De acuerdo con la Confederación de Cámaras Nacionales de Comercio, Servicios y Turismo (Concanaco Servytur), el 67 por ciento de las 6.1 millones de micro, pequeñas y medianas empresas (mipymes) en México opera en la informalidad.
De acuerdo con el informe Economía formal e informal en cifras: México 2025, las mipymes representan el 99.8 por ciento de las unidades económicas, pero solo dos millones están constituidas formalmente.
Según informó El Economista, millones de negocios familiares sostienen la actividad cotidiana del país, pero enfrentan barreras para transitar a la formalidad.
Por ello, la solución debe ser práctica y gradual, basada en incentivos y simplificación, no en cargas que asfixien a quien emprende.
En México, de las 59.5 millones de personas ocupadas, el 44.6 por ciento trabaja bajo esquemas formales, mientras que el 55.4 por ciento lo hace fuera de ellos. En este contexto, las mipymes juegan un papel clave en el mercado laboral, ya que concentran el 70.7 por ciento de los puestos formales del país.
Pero en el caso del empleo informal, las mipymes generan el 96.7 por ciento de este tipo de ocupaciones, lo que las convierte en papel clave para el mercado laboral.
En tanto, durante el tercer trimestre de 2025, el Producto Interno Bruto ascendió a 25.4 billones de pesos el cual, el 52 por ciento fue contribución de las mipymes y el 48 por ciento por grandes empresas.
Relevancia
El papel de las microempresas es relevante en el país, debido a que representan el 94.3 por ciento de las mipymes; sin embargo, son las que más operan en la informalidad, con una representación del 75 por ciento.
Por ello, la Concanaco Servytur hace énfasis en que la formalización debe considerarse como un mecanismo de crecimiento y no como una barrera.
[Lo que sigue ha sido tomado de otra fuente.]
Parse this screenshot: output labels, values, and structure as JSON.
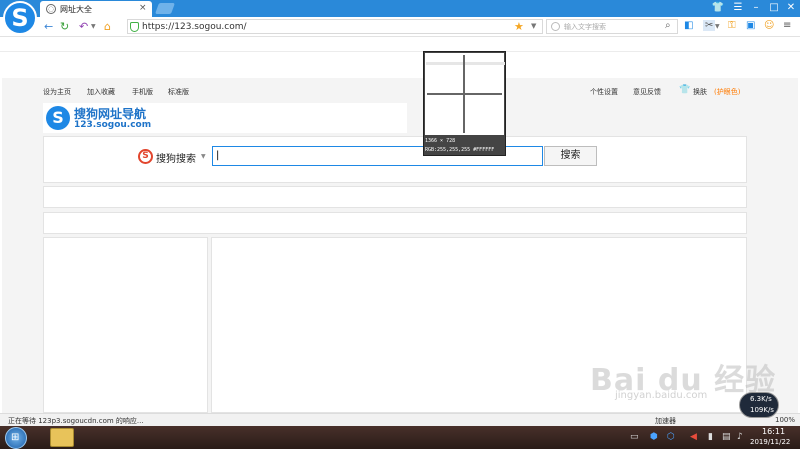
{
  "browser": {
    "tab_title": "网址大全",
    "tab_close": "×",
    "url": "https://123.sogou.com/",
    "search_placeholder": "输入文字搜索"
  },
  "page": {
    "top_links_left": [
      "设为主页",
      "加入收藏",
      "手机版",
      "标准版"
    ],
    "top_links_right": [
      "个性设置",
      "意见反馈"
    ],
    "skin_label": "换肤",
    "eye_label": "(护眼色)",
    "brand_name": "搜狗网址导航",
    "brand_domain": "123.sogou.com",
    "search_engine_label": "搜狗搜索",
    "search_input_value": "|",
    "search_button": "搜索"
  },
  "magnifier": {
    "size_readout": "1366 × 728",
    "color_readout": "RGB:255,255,255 #FFFFFF"
  },
  "status": {
    "loading_text": "正在等待 123p3.sogoucdn.com 的响应...",
    "zoom": "100%",
    "speed_up": "6.3K/s",
    "speed_down": "109K/s",
    "accelerate_label": "加速器"
  },
  "taskbar": {
    "time": "16:11",
    "date": "2019/11/22"
  },
  "watermark": {
    "text": "Bai du 经验",
    "sub": "jingyan.baidu.com"
  },
  "colors": {
    "titlebar": "#2a89d9",
    "accent": "#1e88e5",
    "link_orange": "#ff7a00"
  }
}
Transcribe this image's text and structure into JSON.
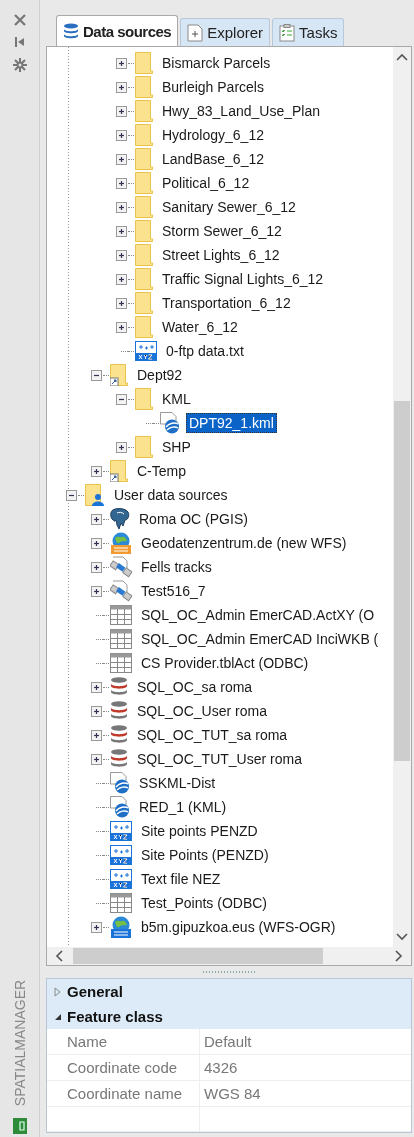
{
  "side_strip": {
    "title": "SPATIALMANAGER"
  },
  "tabs": [
    {
      "label": "Data sources",
      "kind": "database",
      "selected": true
    },
    {
      "label": "Explorer",
      "kind": "explorer",
      "selected": false
    },
    {
      "label": "Tasks",
      "kind": "tasks",
      "selected": false
    }
  ],
  "tree": {
    "nodes": [
      {
        "children": [
          {
            "children": [
              {
                "label": "Bismarck Parcels",
                "kind": "folder",
                "expanded": false,
                "selected": false
              },
              {
                "label": "Burleigh Parcels",
                "kind": "folder",
                "expanded": false,
                "selected": false
              },
              {
                "label": "Hwy_83_Land_Use_Plan",
                "kind": "folder",
                "expanded": false,
                "selected": false
              },
              {
                "label": "Hydrology_6_12",
                "kind": "folder",
                "expanded": false,
                "selected": false
              },
              {
                "label": "LandBase_6_12",
                "kind": "folder",
                "expanded": false,
                "selected": false
              },
              {
                "label": "Political_6_12",
                "kind": "folder",
                "expanded": false,
                "selected": false
              },
              {
                "label": "Sanitary Sewer_6_12",
                "kind": "folder",
                "expanded": false,
                "selected": false
              },
              {
                "label": "Storm Sewer_6_12",
                "kind": "folder",
                "expanded": false,
                "selected": false
              },
              {
                "label": "Street Lights_6_12",
                "kind": "folder",
                "expanded": false,
                "selected": false
              },
              {
                "label": "Traffic Signal Lights_6_12",
                "kind": "folder",
                "expanded": false,
                "selected": false
              },
              {
                "label": "Transportation_6_12",
                "kind": "folder",
                "expanded": false,
                "selected": false
              },
              {
                "label": "Water_6_12",
                "kind": "folder",
                "expanded": false,
                "selected": false
              },
              {
                "label": "0-ftp data.txt",
                "kind": "xyz",
                "selected": false
              }
            ]
          },
          {
            "label": "Dept92",
            "kind": "folder-link",
            "expanded": true,
            "selected": false,
            "children": [
              {
                "label": "KML",
                "kind": "folder",
                "expanded": true,
                "selected": false,
                "children": [
                  {
                    "label": "DPT92_1.kml",
                    "kind": "kml",
                    "selected": true
                  }
                ]
              },
              {
                "label": "SHP",
                "kind": "folder",
                "expanded": false,
                "selected": false
              }
            ]
          },
          {
            "label": "C-Temp",
            "kind": "folder-link",
            "expanded": false,
            "selected": false
          }
        ]
      },
      {
        "label": "User data sources",
        "kind": "user-folder",
        "expanded": true,
        "selected": false,
        "children": [
          {
            "label": "Roma OC (PGIS)",
            "kind": "elephant",
            "expanded": false,
            "selected": false
          },
          {
            "label": "Geodatenzentrum.de (new WFS)",
            "kind": "wfs",
            "expanded": false,
            "selected": false
          },
          {
            "label": "Fells tracks",
            "kind": "satellite",
            "expanded": false,
            "selected": false
          },
          {
            "label": "Test516_7",
            "kind": "satellite",
            "expanded": false,
            "selected": false
          },
          {
            "label": "SQL_OC_Admin EmerCAD.ActXY (O",
            "kind": "table",
            "selected": false
          },
          {
            "label": "SQL_OC_Admin EmerCAD InciWKB (",
            "kind": "table",
            "selected": false
          },
          {
            "label": "CS Provider.tblAct (ODBC)",
            "kind": "table",
            "selected": false
          },
          {
            "label": "SQL_OC_sa roma",
            "kind": "database",
            "expanded": false,
            "selected": false
          },
          {
            "label": "SQL_OC_User roma",
            "kind": "database",
            "expanded": false,
            "selected": false
          },
          {
            "label": "SQL_OC_TUT_sa roma",
            "kind": "database",
            "expanded": false,
            "selected": false
          },
          {
            "label": "SQL_OC_TUT_User roma",
            "kind": "database",
            "expanded": false,
            "selected": false
          },
          {
            "label": "SSKML-Dist",
            "kind": "kml",
            "selected": false
          },
          {
            "label": "RED_1 (KML)",
            "kind": "kml",
            "selected": false
          },
          {
            "label": "Site points PENZD",
            "kind": "xyz",
            "selected": false
          },
          {
            "label": "Site Points (PENZD)",
            "kind": "xyz",
            "selected": false
          },
          {
            "label": "Text file NEZ",
            "kind": "xyz",
            "selected": false
          },
          {
            "label": "Test_Points (ODBC)",
            "kind": "table",
            "selected": false
          },
          {
            "label": "b5m.gipuzkoa.eus (WFS-OGR)",
            "kind": "ogr",
            "expanded": false,
            "selected": false
          }
        ]
      }
    ]
  },
  "properties": {
    "sections": [
      {
        "title": "General",
        "expanded": false
      },
      {
        "title": "Feature class",
        "expanded": true,
        "rows": [
          {
            "name": "Name",
            "value": "Default"
          },
          {
            "name": "Coordinate code",
            "value": "4326"
          },
          {
            "name": "Coordinate name",
            "value": "WGS 84"
          }
        ]
      }
    ]
  }
}
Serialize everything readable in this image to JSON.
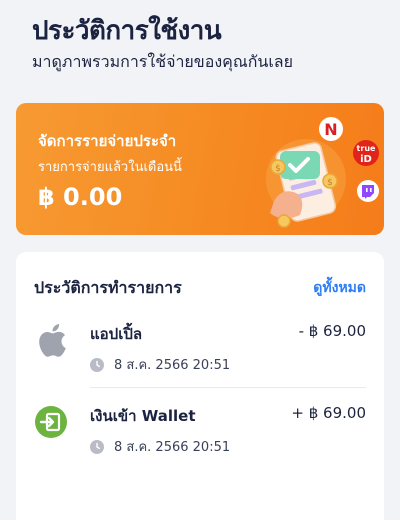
{
  "header": {
    "title": "ประวัติการใช้งาน",
    "subtitle": "มาดูภาพรวมการใช้จ่ายของคุณกันเลย"
  },
  "banner": {
    "title": "จัดการรายจ่ายประจำ",
    "subtitle": "รายการจ่ายแล้วในเดือนนี้",
    "amount": "฿ 0.00",
    "color": "#f68a22",
    "service_icons": [
      "netflix-icon",
      "trueid-icon",
      "twitch-icon"
    ],
    "badge_texts": {
      "netflix": "N",
      "trueid": "true iD"
    }
  },
  "history": {
    "title": "ประวัติการทำรายการ",
    "see_all": "ดูทั้งหมด",
    "items": [
      {
        "name": "แอปเปิ้ล",
        "amount": "- ฿ 69.00",
        "datetime": "8 ส.ค. 2566 20:51",
        "icon": "apple-icon"
      },
      {
        "name": "เงินเข้า Wallet",
        "amount": "+ ฿ 69.00",
        "datetime": "8 ส.ค. 2566 20:51",
        "icon": "wallet-topup-icon"
      }
    ]
  },
  "colors": {
    "accent_link": "#2d7df6",
    "wallet_green": "#6cb33f",
    "text": "#1b2340"
  }
}
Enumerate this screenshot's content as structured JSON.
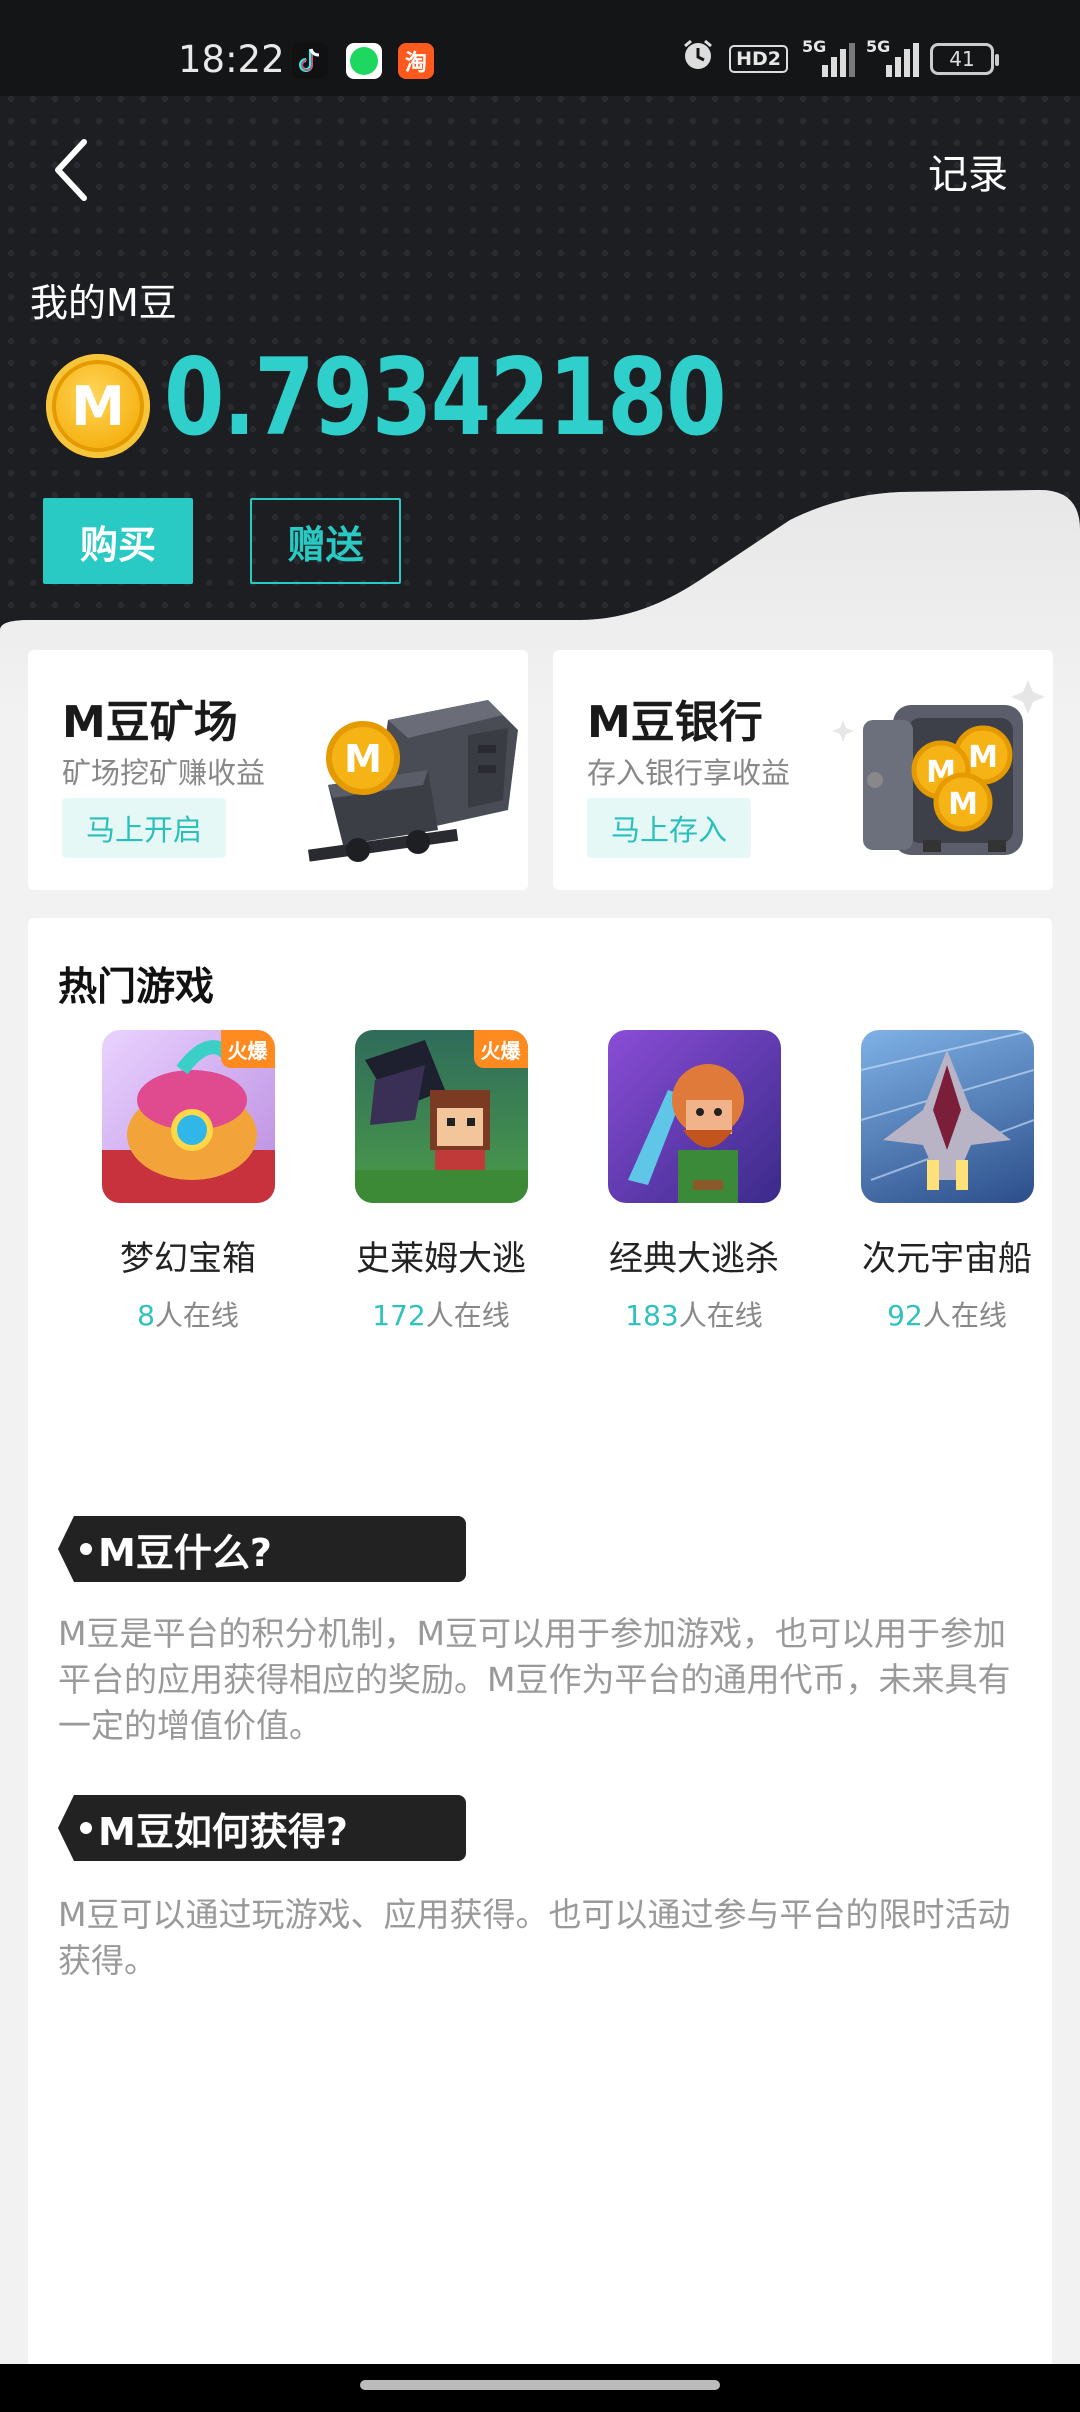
{
  "status_bar": {
    "time": "18:22",
    "apps": [
      "tiktok-icon",
      "spotify-icon",
      "taobao-icon"
    ],
    "taobao_glyph": "淘",
    "hd_label": "HD2",
    "network_labels": [
      "5G",
      "5G"
    ],
    "battery": "41"
  },
  "header": {
    "back_icon": "chevron-left-icon",
    "record_label": "记录"
  },
  "wallet": {
    "title": "我的M豆",
    "coin_letter": "M",
    "balance": "0.79342180",
    "buy_label": "购买",
    "gift_label": "赠送"
  },
  "cards": {
    "mine": {
      "title": "M豆矿场",
      "subtitle": "矿场挖矿赚收益",
      "button": "马上开启"
    },
    "bank": {
      "title": "M豆银行",
      "subtitle": "存入银行享收益",
      "button": "马上存入"
    }
  },
  "hot_games": {
    "title": "热门游戏",
    "online_suffix": "人在线",
    "items": [
      {
        "name": "梦幻宝箱",
        "online": "8",
        "badge": "火爆"
      },
      {
        "name": "史莱姆大逃",
        "online": "172",
        "badge": "火爆"
      },
      {
        "name": "经典大逃杀",
        "online": "183",
        "badge": ""
      },
      {
        "name": "次元宇宙船",
        "online": "92",
        "badge": ""
      }
    ]
  },
  "faq": [
    {
      "question": "M豆什么?",
      "answer": "M豆是平台的积分机制，M豆可以用于参加游戏，也可以用于参加平台的应用获得相应的奖励。M豆作为平台的通用代币，未来具有一定的增值价值。"
    },
    {
      "question": "M豆如何获得?",
      "answer": "M豆可以通过玩游戏、应用获得。也可以通过参与平台的限时活动获得。"
    }
  ],
  "colors": {
    "accent": "#29c9c4",
    "dark_bg": "#1c1e21",
    "badge_orange": "#ff8a1f",
    "coin_gold": "#f6b315"
  }
}
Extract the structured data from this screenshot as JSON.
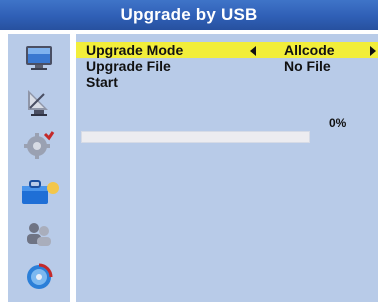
{
  "header": {
    "title": "Upgrade by USB"
  },
  "sidebar": {
    "items": [
      {
        "icon": "tv-monitor-icon"
      },
      {
        "icon": "satellite-dish-icon"
      },
      {
        "icon": "gear-settings-icon"
      },
      {
        "icon": "toolbox-icon"
      },
      {
        "icon": "users-icon"
      },
      {
        "icon": "media-disc-icon"
      }
    ]
  },
  "menu": {
    "items": [
      {
        "label": "Upgrade Mode",
        "value": "Allcode",
        "selected": true
      },
      {
        "label": "Upgrade File",
        "value": "No File",
        "selected": false
      },
      {
        "label": "Start",
        "value": "",
        "selected": false
      }
    ]
  },
  "progress": {
    "label": "0%",
    "fraction": 0
  },
  "colors": {
    "title_bar": "#2f5fb6",
    "panel": "#b8cbe8",
    "highlight": "#f2ee3a",
    "text": "#111111"
  }
}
En este sentido, propone los siguientes puntos para impulsar la formalidad:
- Simplificación y digitalización de trámites para reducir costos de cumplimiento y tiempo administrativo.
- Incentivos graduales de incorporación (con esquemas de transición) que permitan formalizarse sin poner en riesgo la operación de las empresas.
- Facilitación en el acceso al financiamiento, capacitación y herramientas de productividad, como la digitalización, gestión, contabilidad simplificada y cumplimiento, con la finalidad de que la formalidad se vea como competitividad.
- Certeza regulatoria y coordinación institucional para evitar duplicidades, inspecciones desarticuladas y cargas administrativas innecesarias.
- Rutas de formalización con beneficios tangibles: accesos a programas, compras, encadenamientos y apoyos productivos para negocios que den paso a la legalidad.
En este escenario, para que menos empresas sean informales, se requieren de incentivos que combinen la simplificación de trámites, acceso al financiamiento y capacitación empresarial.